It compared returns from a simple HSBC tracker fund (which follows or 'tracks' the FTSE 100 index of shares) with cash moved each year into a best-buy one-year deposit account with a bank or building society sometimes called a 'one-year bond'. The research assumed dividends were reinvested, and that the cash was reinvested each year along with interest earned. It found:
- Savings accounts beat the total returns on the tracker in 57% of the 192 five-year investment periods beginning each month from 1 January 1995 to the present. The tracker won in just 43% of periods.
- Looking at longer time periods, the results were even more marked. For example, over the 84 14-year periods from 1995, cash beat shares a whopping 96% of the time.
- Looking at a range of investment periods since 1995, from one to 11 years, the analysis found investments in funds that track the FTSE 100 would have actually lost money up to a third of the time. By comparison, there's no risk if you put cash into a savings account you always end up with more than you started with.
However savings accounts didn't win in every scenario. The analysis found that over the whole 21-year period from January 1995 to January 2016, best-buy savings accounts would have produced an average 'annual compound return' (rate of return on your investment) of 5%, while the HSBC tracker fund would have yielded 6%.
But even though over the whole period shares won, this finding is still notable. Normally investors are told a typical 'risk premium' (ie, the extra you're likely to earn for 'risking' an investment in a tracker rather than putting your cash in the bank) is between 3% and 8% however, this research suggests it's closer to 1%.
How was the research conducted?
Paul Lewis, who presents Radio 4's Money Box programme, gained access to best-buy cash data dating back to 1995 from the financial information publisher Moneyfacts.
He says: "This analysis of the new data shows that people who prefer the safety of cash can make returns that beat those on tracker funds in a majority of time periods.
"It also confirms that the risk of making losses on a shares investment is very real.

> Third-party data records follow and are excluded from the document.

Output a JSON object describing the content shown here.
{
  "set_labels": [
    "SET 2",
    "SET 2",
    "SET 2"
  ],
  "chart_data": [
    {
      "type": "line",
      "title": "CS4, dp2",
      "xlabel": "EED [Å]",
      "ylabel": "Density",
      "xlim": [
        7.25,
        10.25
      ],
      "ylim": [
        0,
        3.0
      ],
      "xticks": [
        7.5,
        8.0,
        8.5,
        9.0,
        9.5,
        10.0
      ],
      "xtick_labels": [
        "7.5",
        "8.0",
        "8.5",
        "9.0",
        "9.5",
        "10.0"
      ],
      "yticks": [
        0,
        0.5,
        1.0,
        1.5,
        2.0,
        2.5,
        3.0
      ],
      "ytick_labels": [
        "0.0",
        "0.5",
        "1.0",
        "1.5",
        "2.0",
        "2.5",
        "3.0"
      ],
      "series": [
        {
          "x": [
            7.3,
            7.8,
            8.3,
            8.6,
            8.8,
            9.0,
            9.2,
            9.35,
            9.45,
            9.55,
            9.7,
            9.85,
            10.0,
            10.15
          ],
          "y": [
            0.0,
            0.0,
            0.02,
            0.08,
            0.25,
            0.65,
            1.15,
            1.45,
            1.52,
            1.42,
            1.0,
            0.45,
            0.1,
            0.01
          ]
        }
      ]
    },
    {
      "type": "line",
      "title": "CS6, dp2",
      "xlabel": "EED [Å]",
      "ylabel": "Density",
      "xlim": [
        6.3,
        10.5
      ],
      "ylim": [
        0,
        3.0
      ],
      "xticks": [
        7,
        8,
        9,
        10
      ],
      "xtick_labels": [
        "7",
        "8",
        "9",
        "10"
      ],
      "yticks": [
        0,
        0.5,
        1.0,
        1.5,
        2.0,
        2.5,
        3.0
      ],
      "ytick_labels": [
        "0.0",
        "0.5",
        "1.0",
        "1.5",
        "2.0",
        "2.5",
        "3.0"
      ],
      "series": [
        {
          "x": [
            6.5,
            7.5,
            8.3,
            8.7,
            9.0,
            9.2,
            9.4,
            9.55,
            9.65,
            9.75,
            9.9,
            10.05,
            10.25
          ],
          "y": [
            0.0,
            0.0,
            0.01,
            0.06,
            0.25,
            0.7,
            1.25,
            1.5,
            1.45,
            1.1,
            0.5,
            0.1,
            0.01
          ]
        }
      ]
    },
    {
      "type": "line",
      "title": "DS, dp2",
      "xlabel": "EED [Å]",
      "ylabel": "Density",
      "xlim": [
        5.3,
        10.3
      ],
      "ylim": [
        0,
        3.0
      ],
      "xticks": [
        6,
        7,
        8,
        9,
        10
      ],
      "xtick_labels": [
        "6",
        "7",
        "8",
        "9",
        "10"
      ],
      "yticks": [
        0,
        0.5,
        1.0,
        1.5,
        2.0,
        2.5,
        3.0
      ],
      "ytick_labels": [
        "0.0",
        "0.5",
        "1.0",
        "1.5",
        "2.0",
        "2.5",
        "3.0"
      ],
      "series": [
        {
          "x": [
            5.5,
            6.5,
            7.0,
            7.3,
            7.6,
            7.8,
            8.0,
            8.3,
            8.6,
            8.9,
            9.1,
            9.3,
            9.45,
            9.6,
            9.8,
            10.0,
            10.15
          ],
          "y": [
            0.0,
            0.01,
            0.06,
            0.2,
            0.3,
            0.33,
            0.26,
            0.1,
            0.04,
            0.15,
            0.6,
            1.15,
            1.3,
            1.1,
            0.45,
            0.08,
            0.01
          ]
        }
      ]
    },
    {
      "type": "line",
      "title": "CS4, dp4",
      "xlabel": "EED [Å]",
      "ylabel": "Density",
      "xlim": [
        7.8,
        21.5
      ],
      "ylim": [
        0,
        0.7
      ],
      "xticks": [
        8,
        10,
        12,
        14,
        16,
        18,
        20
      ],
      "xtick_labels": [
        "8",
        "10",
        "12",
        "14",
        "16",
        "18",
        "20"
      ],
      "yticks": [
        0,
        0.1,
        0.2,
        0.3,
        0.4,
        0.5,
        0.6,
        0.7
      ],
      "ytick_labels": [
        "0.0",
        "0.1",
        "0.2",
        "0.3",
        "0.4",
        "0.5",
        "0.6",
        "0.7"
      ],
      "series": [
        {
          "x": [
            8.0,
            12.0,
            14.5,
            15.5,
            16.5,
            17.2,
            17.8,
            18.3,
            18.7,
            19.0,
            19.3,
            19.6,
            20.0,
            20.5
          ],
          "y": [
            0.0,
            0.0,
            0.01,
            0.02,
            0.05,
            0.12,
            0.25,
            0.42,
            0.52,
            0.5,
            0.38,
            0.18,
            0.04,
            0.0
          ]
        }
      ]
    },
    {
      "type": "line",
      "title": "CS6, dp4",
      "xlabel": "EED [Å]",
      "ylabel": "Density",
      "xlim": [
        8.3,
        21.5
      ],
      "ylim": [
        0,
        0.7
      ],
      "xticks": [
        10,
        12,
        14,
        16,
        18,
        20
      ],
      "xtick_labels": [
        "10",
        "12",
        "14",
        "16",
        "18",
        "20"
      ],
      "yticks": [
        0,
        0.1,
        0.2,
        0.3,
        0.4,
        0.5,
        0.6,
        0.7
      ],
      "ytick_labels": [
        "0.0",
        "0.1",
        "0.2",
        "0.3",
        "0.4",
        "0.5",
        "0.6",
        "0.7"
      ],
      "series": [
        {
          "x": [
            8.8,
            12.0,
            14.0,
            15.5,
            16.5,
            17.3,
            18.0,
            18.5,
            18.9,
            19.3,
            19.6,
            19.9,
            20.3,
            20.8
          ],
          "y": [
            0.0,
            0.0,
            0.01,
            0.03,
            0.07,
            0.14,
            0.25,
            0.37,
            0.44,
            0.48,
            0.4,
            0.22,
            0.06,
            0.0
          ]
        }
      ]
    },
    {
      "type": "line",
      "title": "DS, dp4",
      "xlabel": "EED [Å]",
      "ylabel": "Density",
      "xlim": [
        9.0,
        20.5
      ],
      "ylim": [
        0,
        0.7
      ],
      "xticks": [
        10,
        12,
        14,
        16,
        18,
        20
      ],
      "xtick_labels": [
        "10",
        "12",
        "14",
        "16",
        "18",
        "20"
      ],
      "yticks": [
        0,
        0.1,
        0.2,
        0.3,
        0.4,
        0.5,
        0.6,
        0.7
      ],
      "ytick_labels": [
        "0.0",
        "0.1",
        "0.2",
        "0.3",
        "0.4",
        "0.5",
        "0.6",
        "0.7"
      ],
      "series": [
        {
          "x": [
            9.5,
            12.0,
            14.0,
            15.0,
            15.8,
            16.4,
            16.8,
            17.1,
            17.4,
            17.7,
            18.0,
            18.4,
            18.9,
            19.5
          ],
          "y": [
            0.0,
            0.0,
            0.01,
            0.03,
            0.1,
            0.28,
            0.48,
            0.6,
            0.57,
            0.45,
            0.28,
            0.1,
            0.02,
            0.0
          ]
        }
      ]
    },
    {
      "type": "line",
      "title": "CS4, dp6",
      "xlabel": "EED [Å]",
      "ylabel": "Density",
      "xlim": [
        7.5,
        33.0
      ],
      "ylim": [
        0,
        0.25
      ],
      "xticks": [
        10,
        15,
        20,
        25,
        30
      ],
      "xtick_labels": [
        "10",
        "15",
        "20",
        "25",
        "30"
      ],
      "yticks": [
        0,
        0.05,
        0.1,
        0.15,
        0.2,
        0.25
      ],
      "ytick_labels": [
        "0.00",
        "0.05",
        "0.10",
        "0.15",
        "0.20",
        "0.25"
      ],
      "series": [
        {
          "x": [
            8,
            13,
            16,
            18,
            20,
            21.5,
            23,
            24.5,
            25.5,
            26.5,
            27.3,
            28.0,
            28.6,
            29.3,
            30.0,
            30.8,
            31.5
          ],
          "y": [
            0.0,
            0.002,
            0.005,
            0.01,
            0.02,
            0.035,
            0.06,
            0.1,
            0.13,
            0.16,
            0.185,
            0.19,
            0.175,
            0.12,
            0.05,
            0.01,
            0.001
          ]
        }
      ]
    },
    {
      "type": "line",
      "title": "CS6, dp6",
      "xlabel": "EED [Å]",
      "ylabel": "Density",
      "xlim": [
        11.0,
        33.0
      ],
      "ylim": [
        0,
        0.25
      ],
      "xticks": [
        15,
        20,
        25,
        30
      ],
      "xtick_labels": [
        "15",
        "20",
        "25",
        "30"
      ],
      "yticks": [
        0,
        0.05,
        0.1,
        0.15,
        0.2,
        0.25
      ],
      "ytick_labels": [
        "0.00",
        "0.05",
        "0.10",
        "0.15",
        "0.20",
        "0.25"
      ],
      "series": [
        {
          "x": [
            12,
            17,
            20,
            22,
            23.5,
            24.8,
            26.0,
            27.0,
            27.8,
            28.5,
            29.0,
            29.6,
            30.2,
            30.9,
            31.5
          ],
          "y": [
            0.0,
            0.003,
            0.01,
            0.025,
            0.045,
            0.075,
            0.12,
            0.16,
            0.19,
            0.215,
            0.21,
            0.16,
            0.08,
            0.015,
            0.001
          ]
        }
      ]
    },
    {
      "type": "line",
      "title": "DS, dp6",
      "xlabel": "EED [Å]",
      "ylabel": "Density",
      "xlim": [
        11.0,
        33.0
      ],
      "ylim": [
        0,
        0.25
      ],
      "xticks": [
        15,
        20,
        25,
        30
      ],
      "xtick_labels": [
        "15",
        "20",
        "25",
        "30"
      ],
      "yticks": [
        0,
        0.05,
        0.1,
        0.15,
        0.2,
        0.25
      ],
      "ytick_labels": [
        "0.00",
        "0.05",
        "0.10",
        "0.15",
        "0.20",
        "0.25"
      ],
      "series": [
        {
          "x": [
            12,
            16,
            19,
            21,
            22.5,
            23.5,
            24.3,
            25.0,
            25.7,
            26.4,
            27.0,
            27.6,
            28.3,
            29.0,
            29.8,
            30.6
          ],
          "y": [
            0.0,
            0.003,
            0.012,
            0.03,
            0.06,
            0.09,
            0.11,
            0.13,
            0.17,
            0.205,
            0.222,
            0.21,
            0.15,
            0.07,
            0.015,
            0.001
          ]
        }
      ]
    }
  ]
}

Over any investment period from one to five years from 1995 to 2015, there was about a one in four chance or greater that the value of the investment would fall. Even over nine or ten years, the chance of losing money was around one in ten. Few advisers know those odds still less inform their clients of them.
"I have long suspected that the merits of cash were underplayed by traditional research which compares poor cash rates with often exaggerated gains on investments in shares."
So should I not bother investing in shares?
Not necessarily. While this research throws new light on the debate, how you save or invest is a personal decision which largely depends on your attitude to risk and if you're less risk-averse, shares may be more up your street.
Lewis's research identified times when shares produced a higher return than cash for example between 1 November 2008 and 1 September 2009 and over the whole 21-year-period shares also came out marginally on top.
However, for investment periods of five years or more, there were 38 starting dates when cash would have always produced a better return, but only 24 starting dates when that was true of shares, which gives some idea of the odds.
Lewis adds: "Cash is not right for everyone in all circumstances. But for a cautious person investing for periods of up to 20 years this research indicates that well managed active cash beats a FTSE 100 tracker more often than not. And unlike a shares investment it can never lose anyone money."